AdaCred: Adaptive Causal Decision Transformers with Feature Crediting
Hemant Kumawat, Saibal Mukhopadhyay
TL;DR
AdaCred tackles offline reinforcement learning and imitation learning under long-sequence and suboptimal-data challenges by modeling trajectories as causal latent graphs and applying a feature crediting and pruning mechanism. It introduces Adaptive Causal Decision Transformers, combining a Spatial Transformer with a Temporal Causal Transformer to identify a minimal sufficient latent set $\mathbf{g}_t^{\min}$ for policy learning, with theoretical guarantees on identifiability under the Markov and faithfulness assumptions. The approach is supported by a two-stage training procedure and a sparsity regularizer, enabling efficient learning from short sequences while preserving performance.
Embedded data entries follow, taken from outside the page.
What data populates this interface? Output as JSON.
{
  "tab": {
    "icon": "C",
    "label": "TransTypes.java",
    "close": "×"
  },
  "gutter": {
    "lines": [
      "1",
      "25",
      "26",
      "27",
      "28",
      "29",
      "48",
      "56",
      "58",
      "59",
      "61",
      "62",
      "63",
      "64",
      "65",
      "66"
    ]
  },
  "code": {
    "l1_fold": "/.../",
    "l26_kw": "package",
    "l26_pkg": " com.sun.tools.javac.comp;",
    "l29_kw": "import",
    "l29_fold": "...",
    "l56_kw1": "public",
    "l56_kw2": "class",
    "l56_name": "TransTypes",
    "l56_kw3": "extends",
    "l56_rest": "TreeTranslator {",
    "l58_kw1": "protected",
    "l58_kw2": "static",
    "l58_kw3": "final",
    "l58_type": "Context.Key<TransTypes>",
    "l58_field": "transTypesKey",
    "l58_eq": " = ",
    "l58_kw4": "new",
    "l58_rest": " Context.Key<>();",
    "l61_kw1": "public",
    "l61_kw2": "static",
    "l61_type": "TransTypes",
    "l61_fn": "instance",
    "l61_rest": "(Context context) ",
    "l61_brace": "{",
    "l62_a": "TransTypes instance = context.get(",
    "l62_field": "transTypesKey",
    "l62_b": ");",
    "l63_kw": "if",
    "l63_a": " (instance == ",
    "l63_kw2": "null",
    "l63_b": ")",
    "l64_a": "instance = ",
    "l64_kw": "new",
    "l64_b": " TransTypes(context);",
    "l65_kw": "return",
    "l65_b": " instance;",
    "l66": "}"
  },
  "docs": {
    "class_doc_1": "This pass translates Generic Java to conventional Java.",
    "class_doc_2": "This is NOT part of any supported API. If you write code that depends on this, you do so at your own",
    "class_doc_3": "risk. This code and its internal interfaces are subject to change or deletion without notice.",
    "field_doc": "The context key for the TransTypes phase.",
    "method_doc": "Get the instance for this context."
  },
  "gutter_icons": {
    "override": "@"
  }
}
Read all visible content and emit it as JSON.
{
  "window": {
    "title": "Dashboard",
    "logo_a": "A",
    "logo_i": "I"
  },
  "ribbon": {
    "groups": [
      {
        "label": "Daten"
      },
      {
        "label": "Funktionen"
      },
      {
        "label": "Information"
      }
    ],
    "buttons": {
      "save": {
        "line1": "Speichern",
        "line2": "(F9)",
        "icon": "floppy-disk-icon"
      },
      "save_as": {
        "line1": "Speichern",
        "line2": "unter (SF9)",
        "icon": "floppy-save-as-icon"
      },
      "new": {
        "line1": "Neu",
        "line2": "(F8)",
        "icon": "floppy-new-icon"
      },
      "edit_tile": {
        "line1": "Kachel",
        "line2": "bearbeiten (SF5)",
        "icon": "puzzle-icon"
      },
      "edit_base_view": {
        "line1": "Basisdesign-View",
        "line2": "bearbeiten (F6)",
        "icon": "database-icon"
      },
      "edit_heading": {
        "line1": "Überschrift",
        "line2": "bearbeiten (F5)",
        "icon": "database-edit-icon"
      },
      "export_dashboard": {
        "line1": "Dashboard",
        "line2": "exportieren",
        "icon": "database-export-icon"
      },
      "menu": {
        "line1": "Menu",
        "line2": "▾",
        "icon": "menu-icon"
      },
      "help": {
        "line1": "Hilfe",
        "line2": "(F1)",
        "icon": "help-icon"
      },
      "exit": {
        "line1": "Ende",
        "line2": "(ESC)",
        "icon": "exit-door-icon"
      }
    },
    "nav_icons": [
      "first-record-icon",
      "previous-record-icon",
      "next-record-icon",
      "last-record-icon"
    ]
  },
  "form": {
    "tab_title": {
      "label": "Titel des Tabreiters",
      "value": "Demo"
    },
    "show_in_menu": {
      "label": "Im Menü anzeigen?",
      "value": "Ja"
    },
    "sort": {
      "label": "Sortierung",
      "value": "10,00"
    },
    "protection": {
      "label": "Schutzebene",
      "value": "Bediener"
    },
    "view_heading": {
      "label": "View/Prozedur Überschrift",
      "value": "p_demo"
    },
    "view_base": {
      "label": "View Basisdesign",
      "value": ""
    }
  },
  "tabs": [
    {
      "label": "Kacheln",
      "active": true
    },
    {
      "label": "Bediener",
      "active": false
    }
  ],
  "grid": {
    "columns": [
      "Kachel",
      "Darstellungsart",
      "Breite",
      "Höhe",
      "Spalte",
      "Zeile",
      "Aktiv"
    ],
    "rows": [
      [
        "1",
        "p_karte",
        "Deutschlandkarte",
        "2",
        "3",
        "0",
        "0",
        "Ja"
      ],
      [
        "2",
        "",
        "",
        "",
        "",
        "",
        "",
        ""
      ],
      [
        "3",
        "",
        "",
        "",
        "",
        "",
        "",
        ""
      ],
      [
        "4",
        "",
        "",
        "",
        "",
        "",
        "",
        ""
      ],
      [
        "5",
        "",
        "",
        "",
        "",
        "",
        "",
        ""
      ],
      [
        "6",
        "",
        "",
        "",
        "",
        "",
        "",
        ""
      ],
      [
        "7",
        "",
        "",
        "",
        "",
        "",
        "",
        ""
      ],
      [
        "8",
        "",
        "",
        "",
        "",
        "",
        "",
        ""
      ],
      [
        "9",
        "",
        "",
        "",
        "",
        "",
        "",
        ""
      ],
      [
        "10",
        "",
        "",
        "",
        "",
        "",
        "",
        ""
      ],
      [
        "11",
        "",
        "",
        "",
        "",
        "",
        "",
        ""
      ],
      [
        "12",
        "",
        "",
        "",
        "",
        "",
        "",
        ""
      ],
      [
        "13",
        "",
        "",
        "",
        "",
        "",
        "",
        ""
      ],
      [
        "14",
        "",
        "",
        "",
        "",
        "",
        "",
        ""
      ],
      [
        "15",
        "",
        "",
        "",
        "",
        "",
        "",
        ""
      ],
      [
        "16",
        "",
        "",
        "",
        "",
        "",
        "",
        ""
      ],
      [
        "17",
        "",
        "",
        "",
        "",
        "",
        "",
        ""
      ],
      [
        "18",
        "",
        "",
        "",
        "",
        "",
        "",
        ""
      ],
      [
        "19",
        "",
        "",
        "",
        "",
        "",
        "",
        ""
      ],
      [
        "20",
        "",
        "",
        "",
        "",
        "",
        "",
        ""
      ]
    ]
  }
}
Empirically, AdaCred delivers superior or competitive results on Atari and Gym benchmarks in both offline RL and imitation learning, achieving peak performance with substantially shorter trajectories and improved computational efficiency.
Abstract
Reinforcement learning (RL) can be formulated as a sequence modeling problem, where models predict future actions based on historical state-action-reward sequences. Current approaches typically require long trajectory sequences to model the environment in offline RL settings. However, these models tend to over-rely on memorizing long-term representations, which impairs their ability to effectively attribute importance to trajectories and learned representations based on task-specific relevance. In this work, we introduce AdaCred, a novel approach that represents trajectories as causal graphs built from short-term action-reward-state sequences. Our model adaptively learns control policy by crediting and pruning low-importance representations, retaining only those most relevant for the downstream task. Our experiments demonstrate that AdaCred-based policies require shorter trajectory sequences and consistently outperform conventional methods in both offline reinforcement learning and imitation learning environments.